In about the same period, Troy was sacked; we do not have to rely on Homer for this information, since the work of archaeologists has unearthed the ruins of a burned-out city which have been dated to between about 1270 and 1190 (not far from the traditional date of the ten-year siege, as described in the Iliad, and where Homer placed it) and might as well be called Troy as anything else.

In mainland Greece, the Mycenaean civilization was predominant. The colossal ruins at Mycenae, in the Peloponnese, still amaze modern visitors, and were the setting of one of Greek myth’s tragic narratives, the fall of the house of Atreus. Atreus’s sons Agamemnon and Menelaus led the campaign against Troy, and on his return Agamemnon was assassinated by his unfaithful wife and subsequently avenged by his matricidal children. In about 1100, the Mycenaeans disappeared in a storm of violence. Many of their cities were sacked, and a subsequent lack of inscriptions suggests the onset of a “dark age.” It is not known who was responsible for the catastrophe, but it may have been invaders who were later called Dorians, one of the subgroups into which classical Greeks divided themselves.

Egyptian records report invasions by mysterious marauders, known as the Sea Peoples. Modern scholars are unsure who, exactly, they were, and it is possible that they played a part in the fall of the Mycenaeans and the Hittites.
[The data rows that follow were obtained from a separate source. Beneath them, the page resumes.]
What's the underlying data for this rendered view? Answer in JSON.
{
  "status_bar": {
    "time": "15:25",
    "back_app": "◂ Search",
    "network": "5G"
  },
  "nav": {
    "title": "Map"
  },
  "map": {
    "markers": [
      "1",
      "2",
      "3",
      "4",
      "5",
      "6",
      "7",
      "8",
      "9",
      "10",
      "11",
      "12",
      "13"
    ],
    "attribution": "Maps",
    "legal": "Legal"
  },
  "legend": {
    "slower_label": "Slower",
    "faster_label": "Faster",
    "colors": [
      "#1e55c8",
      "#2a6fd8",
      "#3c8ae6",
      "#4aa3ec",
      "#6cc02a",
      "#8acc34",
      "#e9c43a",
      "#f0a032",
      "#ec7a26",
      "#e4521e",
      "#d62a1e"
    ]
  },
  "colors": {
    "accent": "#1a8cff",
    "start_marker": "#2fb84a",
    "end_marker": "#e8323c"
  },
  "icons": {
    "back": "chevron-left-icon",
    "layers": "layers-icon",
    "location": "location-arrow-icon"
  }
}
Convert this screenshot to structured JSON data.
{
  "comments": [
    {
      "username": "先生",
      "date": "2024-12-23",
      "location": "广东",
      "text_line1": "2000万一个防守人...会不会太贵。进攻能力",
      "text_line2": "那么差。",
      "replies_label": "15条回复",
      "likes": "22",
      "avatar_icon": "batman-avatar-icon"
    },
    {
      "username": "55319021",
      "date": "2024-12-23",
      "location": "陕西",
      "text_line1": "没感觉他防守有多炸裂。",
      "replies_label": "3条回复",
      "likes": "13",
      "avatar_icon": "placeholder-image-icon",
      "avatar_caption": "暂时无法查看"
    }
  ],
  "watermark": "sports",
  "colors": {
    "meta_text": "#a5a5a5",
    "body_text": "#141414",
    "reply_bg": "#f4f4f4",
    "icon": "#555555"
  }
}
Whatever their origin, they brought havoc with them.

WHETHER OR NOT there really was a dark age, we have to wait a couple of centuries before there is evidence of an economic revival. From the mid-700s, seafarers began voyages of exploration and trade, as a great increase in pottery finds across the Mediterranean goes to show. The general direction of travel was from the wealthier and more advanced East to the less developed West—that is, along the North African coast to Italy and Spain. The Phoenicians, with their great commercial entrepôts at Carthage and Gades, led the way. As already noted, Greece emerged as a patchwork of small city-states, many of which sent groups of citizens to found “colonies”—that is, similar independent city-states, usually with sentimental links only to their founders. Within a hundred and fifty years or so, almost every likely region in the classical world saw the arrival of Greek settlers.

Sicily and southern Italy were especially popular destinations, and so many large city-states were founded there—among them Parthenope, or Neapolis (today’s Naples), and Cumae, both of them in Campania south of Latium, Tarentum (Taranto), Brundisium (Brindisi), and Syracuse—that the region was called Magna Graecia, or Greater Greece. As the name implies, the center of gravity for Hellenic culture shifted decisively westward—in much the same way that the growth of the United States in the nineteenth century came to overshadow the “old world” of Europe.
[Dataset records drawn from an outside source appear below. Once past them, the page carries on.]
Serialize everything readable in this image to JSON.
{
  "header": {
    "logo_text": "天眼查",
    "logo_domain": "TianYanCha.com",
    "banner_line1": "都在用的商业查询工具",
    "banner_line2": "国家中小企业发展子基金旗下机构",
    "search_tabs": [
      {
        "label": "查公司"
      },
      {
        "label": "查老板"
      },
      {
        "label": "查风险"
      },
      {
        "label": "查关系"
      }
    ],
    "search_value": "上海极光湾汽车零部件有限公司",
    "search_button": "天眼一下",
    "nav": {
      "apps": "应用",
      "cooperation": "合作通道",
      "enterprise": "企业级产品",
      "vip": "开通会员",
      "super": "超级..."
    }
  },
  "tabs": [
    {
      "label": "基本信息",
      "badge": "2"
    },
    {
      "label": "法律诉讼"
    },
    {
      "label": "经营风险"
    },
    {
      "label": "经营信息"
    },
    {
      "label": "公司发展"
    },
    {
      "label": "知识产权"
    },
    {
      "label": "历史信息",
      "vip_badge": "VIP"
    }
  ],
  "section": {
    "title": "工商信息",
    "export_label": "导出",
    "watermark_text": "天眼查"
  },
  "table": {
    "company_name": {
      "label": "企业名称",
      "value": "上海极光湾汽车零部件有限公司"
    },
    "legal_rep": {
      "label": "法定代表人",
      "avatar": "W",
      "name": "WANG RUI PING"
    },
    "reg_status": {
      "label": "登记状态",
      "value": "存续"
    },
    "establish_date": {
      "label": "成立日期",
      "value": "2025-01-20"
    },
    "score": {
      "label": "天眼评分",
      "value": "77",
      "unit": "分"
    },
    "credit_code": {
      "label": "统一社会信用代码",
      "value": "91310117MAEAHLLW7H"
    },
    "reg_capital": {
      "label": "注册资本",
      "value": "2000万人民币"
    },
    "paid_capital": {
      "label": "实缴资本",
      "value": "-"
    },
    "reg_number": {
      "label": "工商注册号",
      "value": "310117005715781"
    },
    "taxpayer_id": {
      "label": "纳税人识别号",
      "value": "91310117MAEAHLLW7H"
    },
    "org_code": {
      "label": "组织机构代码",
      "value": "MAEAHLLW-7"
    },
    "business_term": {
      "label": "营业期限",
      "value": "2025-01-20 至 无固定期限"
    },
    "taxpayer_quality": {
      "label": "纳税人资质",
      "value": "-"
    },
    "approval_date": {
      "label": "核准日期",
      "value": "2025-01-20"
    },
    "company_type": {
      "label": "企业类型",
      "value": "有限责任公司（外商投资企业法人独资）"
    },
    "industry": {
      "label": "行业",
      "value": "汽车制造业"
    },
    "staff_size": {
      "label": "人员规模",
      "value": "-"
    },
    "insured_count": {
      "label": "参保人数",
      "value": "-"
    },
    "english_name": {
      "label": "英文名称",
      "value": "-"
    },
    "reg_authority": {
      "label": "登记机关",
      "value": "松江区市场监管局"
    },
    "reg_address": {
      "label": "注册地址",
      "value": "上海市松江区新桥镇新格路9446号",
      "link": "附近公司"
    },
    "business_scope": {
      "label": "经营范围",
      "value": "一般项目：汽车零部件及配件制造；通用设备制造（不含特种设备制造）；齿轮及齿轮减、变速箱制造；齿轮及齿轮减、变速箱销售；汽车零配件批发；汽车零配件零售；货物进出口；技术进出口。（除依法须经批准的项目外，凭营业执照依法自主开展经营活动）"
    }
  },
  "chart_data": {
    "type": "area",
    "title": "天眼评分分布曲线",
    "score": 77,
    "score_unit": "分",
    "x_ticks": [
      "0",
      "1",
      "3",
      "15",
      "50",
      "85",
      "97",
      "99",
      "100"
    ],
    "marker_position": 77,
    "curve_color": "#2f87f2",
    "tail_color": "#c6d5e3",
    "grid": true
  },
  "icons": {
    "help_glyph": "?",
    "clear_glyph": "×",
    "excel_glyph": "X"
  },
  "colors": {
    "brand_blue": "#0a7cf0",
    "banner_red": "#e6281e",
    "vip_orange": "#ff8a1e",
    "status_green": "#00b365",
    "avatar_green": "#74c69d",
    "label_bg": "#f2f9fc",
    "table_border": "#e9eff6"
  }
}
What the Greeks found in central and northern Italy when they arrived in the peninsula was what scholars today call the Villanovan culture (so named after an estate where an ancient cemetery was unearthed in 1853). All that we know about it is derived from grave goods. The Villanovans were not a people; rather, they were simply people who shared common cultural characteristics. Unlike other Italian communities, they cremated their dead. Most important, they learned the uses of iron. Their economy was based on hunting and stock-raising. By the eighth century, the high quality of their pottery and of bronze metalworking strongly implies that craft production was the specialized responsibility of professional artisans. The population continued to expand, and in some settlements could be numbered in the thousands.
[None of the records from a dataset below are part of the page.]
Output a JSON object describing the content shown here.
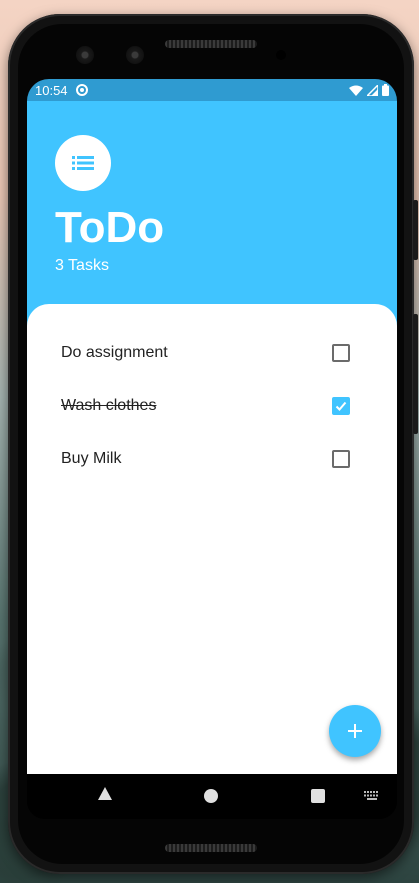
{
  "status_bar": {
    "time": "10:54"
  },
  "header": {
    "title": "ToDo",
    "subtitle": "3 Tasks"
  },
  "tasks": [
    {
      "label": "Do assignment",
      "done": false
    },
    {
      "label": "Wash clothes",
      "done": true
    },
    {
      "label": "Buy Milk",
      "done": false
    }
  ],
  "colors": {
    "accent": "#40c4ff",
    "status_bar": "#2f9bd1",
    "text": "#222222"
  },
  "icons": {
    "header_avatar": "list-icon",
    "fab": "plus-icon"
  }
}
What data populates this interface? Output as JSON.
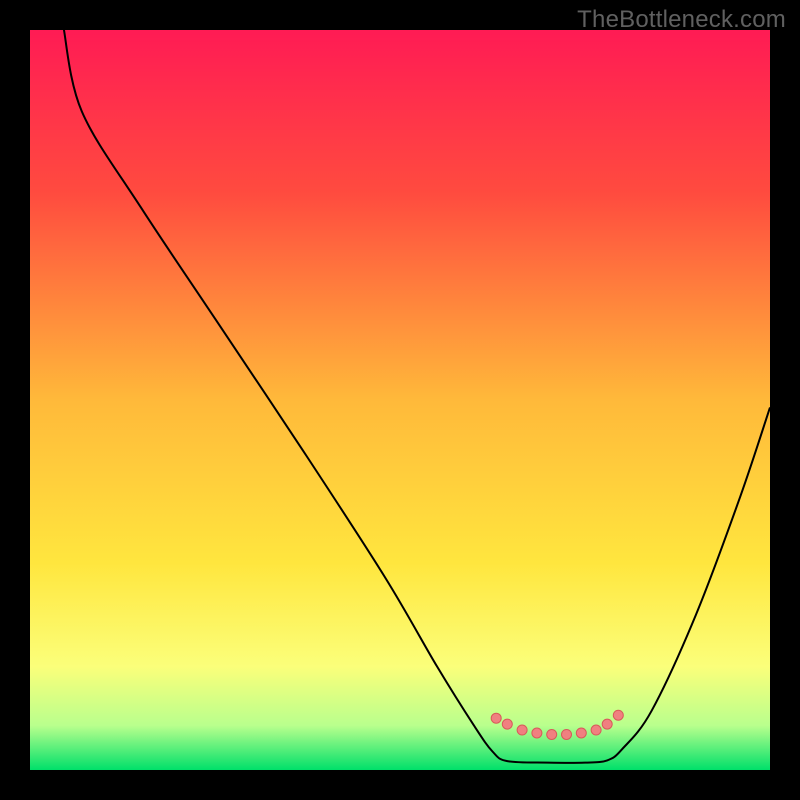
{
  "watermark": {
    "text": "TheBottleneck.com"
  },
  "chart_data": {
    "type": "line",
    "title": "",
    "xlabel": "",
    "ylabel": "",
    "xlim": [
      0,
      100
    ],
    "ylim": [
      0,
      100
    ],
    "background": {
      "type": "vertical-gradient",
      "stops": [
        {
          "pct": 0,
          "color": "#ff1b54"
        },
        {
          "pct": 22,
          "color": "#ff4b3f"
        },
        {
          "pct": 50,
          "color": "#ffb93a"
        },
        {
          "pct": 72,
          "color": "#ffe63e"
        },
        {
          "pct": 86,
          "color": "#fbff7a"
        },
        {
          "pct": 94,
          "color": "#b9ff8d"
        },
        {
          "pct": 100,
          "color": "#00e06a"
        }
      ]
    },
    "series": [
      {
        "name": "bottleneck-curve",
        "color": "#000000",
        "width": 2,
        "points": [
          {
            "x": 4.5,
            "y": 100.5
          },
          {
            "x": 7,
            "y": 89
          },
          {
            "x": 15,
            "y": 76
          },
          {
            "x": 25,
            "y": 61
          },
          {
            "x": 37,
            "y": 43
          },
          {
            "x": 48,
            "y": 26
          },
          {
            "x": 55,
            "y": 14
          },
          {
            "x": 60,
            "y": 6
          },
          {
            "x": 62.5,
            "y": 2.5
          },
          {
            "x": 64.5,
            "y": 1.2
          },
          {
            "x": 70,
            "y": 1.0
          },
          {
            "x": 75,
            "y": 1.0
          },
          {
            "x": 78,
            "y": 1.3
          },
          {
            "x": 80,
            "y": 2.8
          },
          {
            "x": 84,
            "y": 8
          },
          {
            "x": 90,
            "y": 21
          },
          {
            "x": 96,
            "y": 37
          },
          {
            "x": 100,
            "y": 49
          }
        ]
      }
    ],
    "markers": {
      "fill": "#f08080",
      "stroke": "#d85a5a",
      "radius": 5,
      "points": [
        {
          "x": 63,
          "y": 7
        },
        {
          "x": 64.5,
          "y": 6.2
        },
        {
          "x": 66.5,
          "y": 5.4
        },
        {
          "x": 68.5,
          "y": 5.0
        },
        {
          "x": 70.5,
          "y": 4.8
        },
        {
          "x": 72.5,
          "y": 4.8
        },
        {
          "x": 74.5,
          "y": 5.0
        },
        {
          "x": 76.5,
          "y": 5.4
        },
        {
          "x": 78,
          "y": 6.2
        },
        {
          "x": 79.5,
          "y": 7.4
        }
      ]
    }
  }
}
THERE WERE VILLANOVANS in Etruria. Now what was it that transformed them into the sophisticated and unique civilization of the Etruscans, which came into flower from the eighth century? The ancient theory that the cause was a migration from Lydia, as set out in Chapter 3 [see this page], or, alternatively, of Pelasgians (a legendary people displaced from Greece by their successors, among them the Dorians and the Ionians), seems to have been invented to give the Etruscans a proper Hellenic pedigree.